Tip 2 – Forget the rules. Don’t worry if the height of your arrangement is not one and a half times as tall as your vase. In fact, you don’t even have to use a vase. Don’t worry too much about color either. While complimentary color schemes are nice, they are not necessary. Just look around nature, you will see that just about every color is used and they all look fabulous together. Also, do not be afraid to use just a single variety and color of flower in your arrangements. Also, vases don’t have to be vases. A cute container like an old tin can, teacup or sugar bowl can make a good arrangement great. Whitney also likes to cut the top out of gourds, squash and pumpkins in season.
Tip 3 – Add more flowers. Your arrangements should be pleasing to the eye. According to Whitney, most DIYers use too few flowers and not enough fillers in their arrangements.

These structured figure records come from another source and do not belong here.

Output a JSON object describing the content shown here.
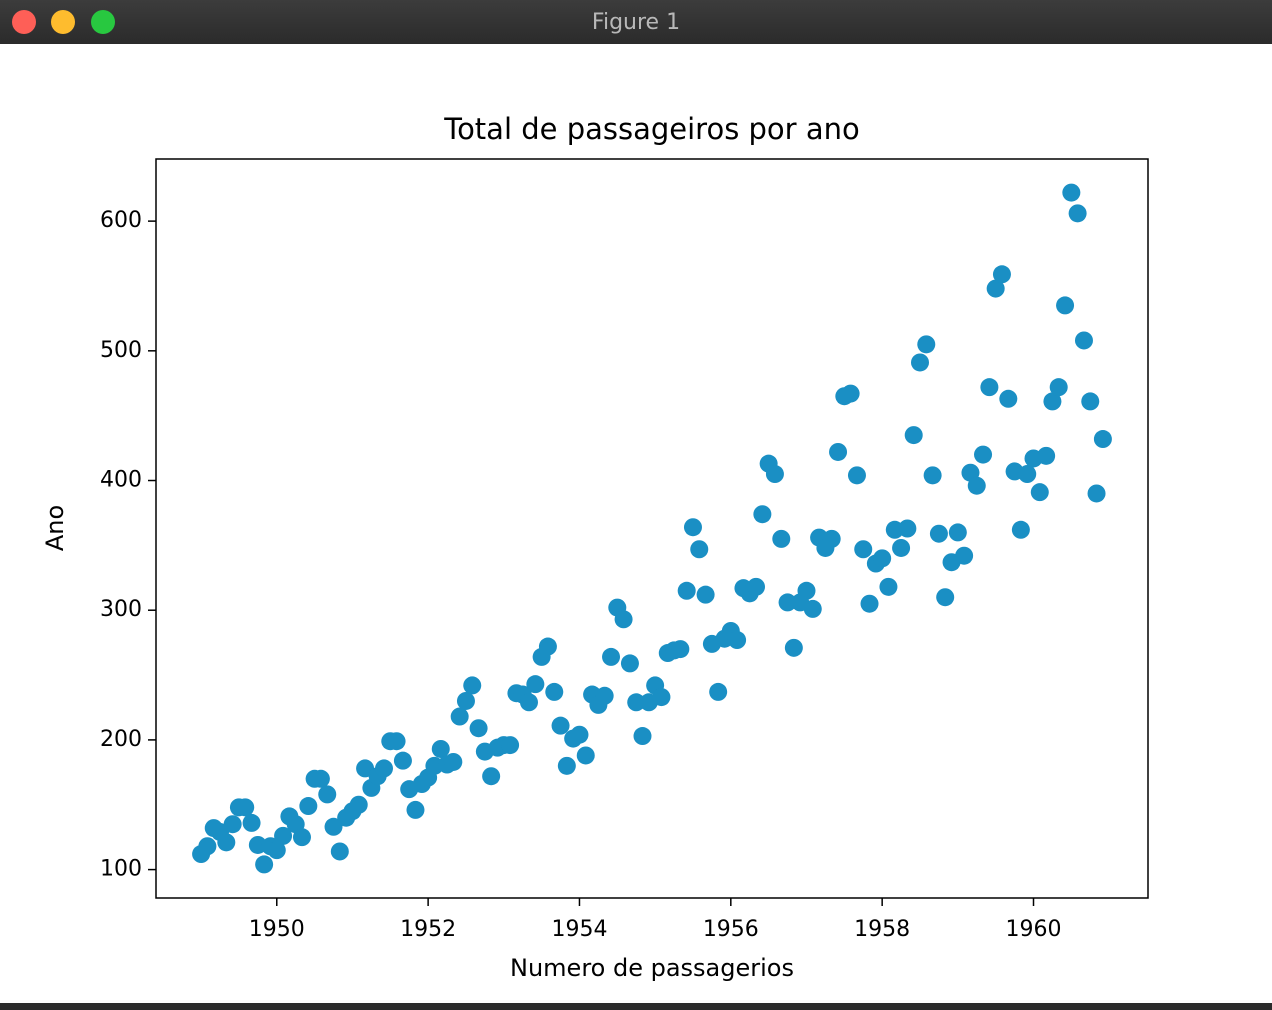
{
  "window_title": "Figure 1",
  "chart_data": {
    "type": "scatter",
    "title": "Total de passageiros por ano",
    "xlabel": "Numero de passagerios",
    "ylabel": "Ano",
    "color": "#1a8fc4",
    "x": [
      1949,
      1949.083,
      1949.167,
      1949.25,
      1949.333,
      1949.417,
      1949.5,
      1949.583,
      1949.667,
      1949.75,
      1949.833,
      1949.917,
      1950,
      1950.083,
      1950.167,
      1950.25,
      1950.333,
      1950.417,
      1950.5,
      1950.583,
      1950.667,
      1950.75,
      1950.833,
      1950.917,
      1951,
      1951.083,
      1951.167,
      1951.25,
      1951.333,
      1951.417,
      1951.5,
      1951.583,
      1951.667,
      1951.75,
      1951.833,
      1951.917,
      1952,
      1952.083,
      1952.167,
      1952.25,
      1952.333,
      1952.417,
      1952.5,
      1952.583,
      1952.667,
      1952.75,
      1952.833,
      1952.917,
      1953,
      1953.083,
      1953.167,
      1953.25,
      1953.333,
      1953.417,
      1953.5,
      1953.583,
      1953.667,
      1953.75,
      1953.833,
      1953.917,
      1954,
      1954.083,
      1954.167,
      1954.25,
      1954.333,
      1954.417,
      1954.5,
      1954.583,
      1954.667,
      1954.75,
      1954.833,
      1954.917,
      1955,
      1955.083,
      1955.167,
      1955.25,
      1955.333,
      1955.417,
      1955.5,
      1955.583,
      1955.667,
      1955.75,
      1955.833,
      1955.917,
      1956,
      1956.083,
      1956.167,
      1956.25,
      1956.333,
      1956.417,
      1956.5,
      1956.583,
      1956.667,
      1956.75,
      1956.833,
      1956.917,
      1957,
      1957.083,
      1957.167,
      1957.25,
      1957.333,
      1957.417,
      1957.5,
      1957.583,
      1957.667,
      1957.75,
      1957.833,
      1957.917,
      1958,
      1958.083,
      1958.167,
      1958.25,
      1958.333,
      1958.417,
      1958.5,
      1958.583,
      1958.667,
      1958.75,
      1958.833,
      1958.917,
      1959,
      1959.083,
      1959.167,
      1959.25,
      1959.333,
      1959.417,
      1959.5,
      1959.583,
      1959.667,
      1959.75,
      1959.833,
      1959.917,
      1960,
      1960.083,
      1960.167,
      1960.25,
      1960.333,
      1960.417,
      1960.5,
      1960.583,
      1960.667,
      1960.75,
      1960.833,
      1960.917
    ],
    "values": [
      112,
      118,
      132,
      129,
      121,
      135,
      148,
      148,
      136,
      119,
      104,
      118,
      115,
      126,
      141,
      135,
      125,
      149,
      170,
      170,
      158,
      133,
      114,
      140,
      145,
      150,
      178,
      163,
      172,
      178,
      199,
      199,
      184,
      162,
      146,
      166,
      171,
      180,
      193,
      181,
      183,
      218,
      230,
      242,
      209,
      191,
      172,
      194,
      196,
      196,
      236,
      235,
      229,
      243,
      264,
      272,
      237,
      211,
      180,
      201,
      204,
      188,
      235,
      227,
      234,
      264,
      302,
      293,
      259,
      229,
      203,
      229,
      242,
      233,
      267,
      269,
      270,
      315,
      364,
      347,
      312,
      274,
      237,
      278,
      284,
      277,
      317,
      313,
      318,
      374,
      413,
      405,
      355,
      306,
      271,
      306,
      315,
      301,
      356,
      348,
      355,
      422,
      465,
      467,
      404,
      347,
      305,
      336,
      340,
      318,
      362,
      348,
      363,
      435,
      491,
      505,
      404,
      359,
      310,
      337,
      360,
      342,
      406,
      396,
      420,
      472,
      548,
      559,
      463,
      407,
      362,
      405,
      417,
      391,
      419,
      461,
      472,
      535,
      622,
      606,
      508,
      461,
      390,
      432
    ],
    "xlim": [
      1948.404,
      1961.513
    ],
    "xticks": [
      1950,
      1952,
      1954,
      1956,
      1958,
      1960
    ],
    "ylim": [
      78.1,
      647.9
    ],
    "yticks": [
      100,
      200,
      300,
      400,
      500,
      600
    ]
  }
}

As you build your arrangement step back several steps and look at it from every angle. If you see spots that need a little something, add it! Since you grew the flowers and fillers at home they are free – use them with abandon!
Tip 4 – If you want your fresh cut floral products to last as long as possible, cut them early in the morning and get them into cool, clean water ASAP. When you cut, use sharp clippers and cut the stems on an angle and then drop them into a plastic or glass container. Metal containers and fresh cut flowers do not play well together. Also, change the water in your vase daily.
Tip 5 – Probably the best tip Whitney ever gave me was “If you can’t create –copy!” Like I said, I am just not a talented designer. However, I am a pretty good copier. Pinterest and Google give us access to thousands of pictures of beautiful floral arrangements every day. Look at these pictures. Find things you like and then copy them!
I hope these tips give you the encouragement you need to get busy cutting and arranging your homegrown flowers! Even though I don’t feel like I have a gift in this area I have learned that when using beautiful things it is hard to create something unattractive!